Extraction sits between implementation and signoff, so the role overlaps with physical design engineer jobs upstream and STA engineer jobs downstream. The SPEF you produce is exactly what the timing team loads into Tempus, and if that is where you want to head next, Cadence Tempus timing engineer jobs are a common move for extraction engineers who want to own closure.

Demand concentrates at companies committed to the Cadence implementation and signoff stack. Fabless SoC teams run it end to end, Marvell and Broadcom use it for networking and storage silicon, and the in-house chip groups at the hyperscalers pull it into custom accelerators. A mid-level RC extraction engineer in the US generally sees $125K to $165K base, with staff-level total compensation in the $210K to $290K range at large employers.

What gets you hired is a concrete extraction story: the node you signed off, a coupling problem that showed up in SI timing, or a Quantus-to-StarRC correlation you drove until the two matched. That reads far better than a resume line that just lists the tool.

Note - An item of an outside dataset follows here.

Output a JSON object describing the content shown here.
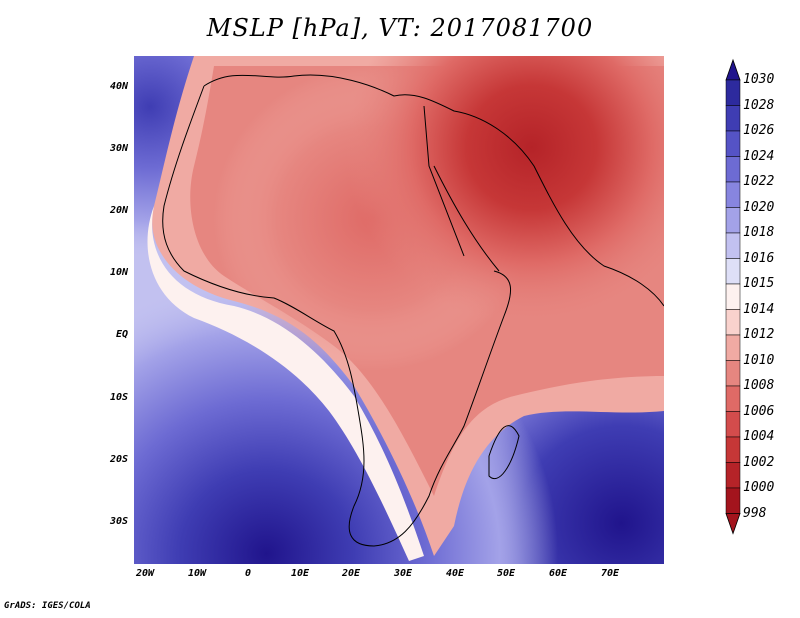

Save a search for extraction and signoff roles on semidesignjobs.com, list your Quantus and SPEF experience on your profile, and the openings that fit will come to you.

FAQ

What is the difference between Cadence Quantus and Synopsys StarRC?

They are the two leading parasitic extraction tools, each wired into its vendor's flow. Both write SPEF that any timing or power tool can read. Cadence-flow teams on Innovus, Tempus, and Voltus usually run Quantus; Synopsys-flow teams on ICC2, PrimeTime, and PrimePower run StarRC. For most designs the accuracy is comparable, which is why correlating the two is a common qualification step.

How does Quantus handle coupling capacitance for SI analysis?

Quantus models the capacitance between adjacent metal wires in the routed layout, the coupling that turns a switching aggressor net into crosstalk noise on a victim net. Those coupling caps go into the extracted SPEF and feed Tempus for SI-aware timing. Hold analysis is especially sensitive to them at advanced nodes.

Which Quantus extraction modes go with which signoff requirements?

Standard QRC mode covers digital timing signoff, where it balances accuracy and runtime. Field solver mode, GRD, gives the highest accuracy on critical analog and I/O structures and on standard cell library characterization. ECSM supports advanced characterization. Match the mode to the block: QRC for the digital core, field solver for the analog and library corners.